C'est facebook qui a gagné les élections de 2013. Sur les réseaux sociaux, les informations vont très vite. Les jeunes ne sont plus intéressés par le passé mais regardent vers l’avenir. Par exemple, lors de la fusillade des ouvriers de janvier 2014, j'étais dans la campagne : les jeunes m’ont tout montré en direct sur facebook.
Le gouvernement cambodgien, contrairement à la Chine, semble moins bien tenir Internet...
En décembre 2014, le gouvernement a tenté de mettre la main sur les réseaux sociaux, mais a dû faire machine arrière. Je ne connais pas la raison. Il a peut-être eu peur de devenir impopulaire. Selon un sondage effectué par un organisme américain, il y a 10 ans, 80% de la population estimait que le Cambodge allait dans la bonne direction. Aujourd’hui, il y en a seulement 32%. Il y eu un réel changement culturel lors des élections de juillet 2013. Désormais le peuple ose parler et manifester. Auparavant personne n’aurait imaginé pouvoir manifester contre le PPC. Juste la veille des élections, je me trouvais derrière un convoi de manifestants du PPC. Des deux cotés, les gens regardaient, indifférents. Puis, j'entends des cris, des applaudissements, je vois des gens qui bondissent de joie : c'était le convoi de l’opposition qui arrivait.
Du coup, sentez-vous des crispations du coté du pouvoir en place ?
Le pouvoir a eu peur, mais s’est vite ressaisi. Je vous donnerai un petit exemple. J'ai reçu ici dans mon bureau un couple de Cambodgiens venant de France : le mari était le neveu d'un ministre important du Cambodge. Ce ministre les avait invités à loger chez lui, mais ils ont préféré décliner l’offre, car ils n’étaient pas du même bord politique. Ce ministre avait préparé ses bagages, prêt à partir.

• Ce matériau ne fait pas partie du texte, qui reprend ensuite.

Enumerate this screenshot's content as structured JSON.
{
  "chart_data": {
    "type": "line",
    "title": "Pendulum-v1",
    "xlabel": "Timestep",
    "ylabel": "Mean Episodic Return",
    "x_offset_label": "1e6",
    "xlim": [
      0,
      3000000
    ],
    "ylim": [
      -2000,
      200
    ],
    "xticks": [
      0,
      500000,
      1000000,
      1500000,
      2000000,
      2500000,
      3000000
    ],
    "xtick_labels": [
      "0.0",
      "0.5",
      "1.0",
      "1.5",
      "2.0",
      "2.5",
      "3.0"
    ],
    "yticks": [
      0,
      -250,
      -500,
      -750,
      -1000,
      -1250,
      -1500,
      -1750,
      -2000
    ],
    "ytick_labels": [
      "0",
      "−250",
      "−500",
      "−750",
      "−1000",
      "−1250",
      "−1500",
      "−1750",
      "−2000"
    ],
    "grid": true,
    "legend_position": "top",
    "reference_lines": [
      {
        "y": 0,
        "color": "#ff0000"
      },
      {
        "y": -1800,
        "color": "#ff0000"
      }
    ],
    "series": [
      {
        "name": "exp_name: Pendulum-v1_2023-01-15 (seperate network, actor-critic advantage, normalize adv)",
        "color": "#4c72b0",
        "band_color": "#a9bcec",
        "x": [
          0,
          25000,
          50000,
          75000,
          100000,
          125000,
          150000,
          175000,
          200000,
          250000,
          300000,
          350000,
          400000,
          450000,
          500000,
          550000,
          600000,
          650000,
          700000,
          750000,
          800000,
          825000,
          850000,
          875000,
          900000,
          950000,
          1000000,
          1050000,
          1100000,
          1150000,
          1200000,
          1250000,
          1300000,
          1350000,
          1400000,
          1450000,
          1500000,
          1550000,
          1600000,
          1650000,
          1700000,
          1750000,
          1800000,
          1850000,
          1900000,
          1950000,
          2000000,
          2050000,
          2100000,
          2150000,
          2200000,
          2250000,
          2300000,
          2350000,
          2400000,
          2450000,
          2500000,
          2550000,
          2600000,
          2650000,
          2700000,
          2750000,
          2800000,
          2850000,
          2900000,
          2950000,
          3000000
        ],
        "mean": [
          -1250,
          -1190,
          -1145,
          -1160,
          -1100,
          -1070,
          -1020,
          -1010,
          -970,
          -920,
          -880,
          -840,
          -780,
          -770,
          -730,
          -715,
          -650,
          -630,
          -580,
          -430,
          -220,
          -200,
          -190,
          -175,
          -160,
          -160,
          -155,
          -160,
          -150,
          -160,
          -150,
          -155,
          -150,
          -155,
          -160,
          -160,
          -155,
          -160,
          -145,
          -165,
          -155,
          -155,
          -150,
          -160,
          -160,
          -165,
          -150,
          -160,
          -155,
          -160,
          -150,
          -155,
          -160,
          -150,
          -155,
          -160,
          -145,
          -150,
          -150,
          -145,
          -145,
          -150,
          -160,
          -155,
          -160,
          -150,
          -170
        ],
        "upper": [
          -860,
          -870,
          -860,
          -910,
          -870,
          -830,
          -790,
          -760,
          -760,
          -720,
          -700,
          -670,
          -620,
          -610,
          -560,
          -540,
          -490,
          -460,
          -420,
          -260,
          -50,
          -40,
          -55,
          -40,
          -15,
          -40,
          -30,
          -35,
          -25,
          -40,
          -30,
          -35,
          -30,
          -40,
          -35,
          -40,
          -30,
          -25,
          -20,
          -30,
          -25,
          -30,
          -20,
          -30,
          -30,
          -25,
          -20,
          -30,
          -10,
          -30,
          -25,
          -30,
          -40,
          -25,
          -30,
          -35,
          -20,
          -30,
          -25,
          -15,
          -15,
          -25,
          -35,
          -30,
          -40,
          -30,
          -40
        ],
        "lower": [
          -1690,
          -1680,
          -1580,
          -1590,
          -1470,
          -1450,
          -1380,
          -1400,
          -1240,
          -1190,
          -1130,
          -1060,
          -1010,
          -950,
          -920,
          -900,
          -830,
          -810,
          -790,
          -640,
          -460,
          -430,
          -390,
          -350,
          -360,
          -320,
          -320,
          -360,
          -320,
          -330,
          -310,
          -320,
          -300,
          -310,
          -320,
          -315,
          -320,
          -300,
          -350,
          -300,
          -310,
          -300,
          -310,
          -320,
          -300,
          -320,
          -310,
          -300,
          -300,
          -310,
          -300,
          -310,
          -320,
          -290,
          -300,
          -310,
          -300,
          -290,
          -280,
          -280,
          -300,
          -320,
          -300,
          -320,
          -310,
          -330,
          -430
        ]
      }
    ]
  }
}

Depuis les élections, on peut noter quelques petits résultats. Par exemple, les commissions parlementaires de l’opposition commencent à examiner les plaintes des gens dont on a volé les terres ; la justice commence à écouter les montagnards spoliés ; les policiers osent moins taper sur les manifestants comme ils l'ont fait jusqu'à présent. Un autre fait significatif : le 15 juillet 2014, Madame Mu Sochua, députée de l'opposition, a organisé une petite manifestation pour demander la réouverture du parc de la Liberté, fermé depuis le 4 janvier 2004. Elle s'est rendue près du parc, avec un petit groupe de jeunes qui portaient une longue banderole. La milice fasciste de la mairie de Phnom Penh, composée de gros bras, de repris de justice et de casseurs armés, avec leurs casques et leurs visières pour qu'on ne voie pas leur visage, a commencé à tabasser les manifestants. Ces derniers n'ont fait ni une, ni deux : ils ont démonté leur banderole et avec les bâtons qui la soutenaient ont tapé sur la milice, qui s'est sauvée. Elle a laissé 27 blessés, dont plusieurs très grièvement. C'était une façon de dire Assez de la violence gratuite ! Désormais on répondra à la violence par la violence. Depuis, les policiers, les militaires font plus attention.
Sentez-vous un futur prochain agité ?
Je ne sais pas. En vérité, comme disait Charles Meyer, conseiller du prince Sihanouk pendant 16 ans, au Cambodge, tout peut arriver, même rien. Je redoute des jacqueries locales de paysans qui en ont assez d’être exploités. Par exemple, les montagnards, dont l'administration vole les terres, avec des dénis de justice patents, commencent à agir. Ce sont des révoltes pacifiques, mais qui risquent de dégénérer. C'est comme cela qu'a commencé la révolte khmère rouge. Je ne souhaite pas la violence, car on sait quand ça commence, mais on ne sait pas comment ça se termine. Les gens d'un certain âge ont connu la violence des Khmers rouges. Ils disent C'est bien la révolution, mais ça nous a coûté cher. Je n’accorde pas beaucoup de confiance aux étudiants, car même issus de familles pauvres, ils cherchent leurs avantages. En revanche, la jeunesse ouvrière qui, eux ont une vie extrêmement dure et sont très peu payés, risquent fort de se révolter. Ils ont fait l’expérience de la force de leur solidarité à l’intérieur de syndicats.
Y a-t-il des syndicats ?
Oui, il y a de très nombreux syndicats, trop nombreux pour être efficaces. Le gouvernement s’efforce de les museler, ou de créer des syndicats parallèles, acquis au gouvernement.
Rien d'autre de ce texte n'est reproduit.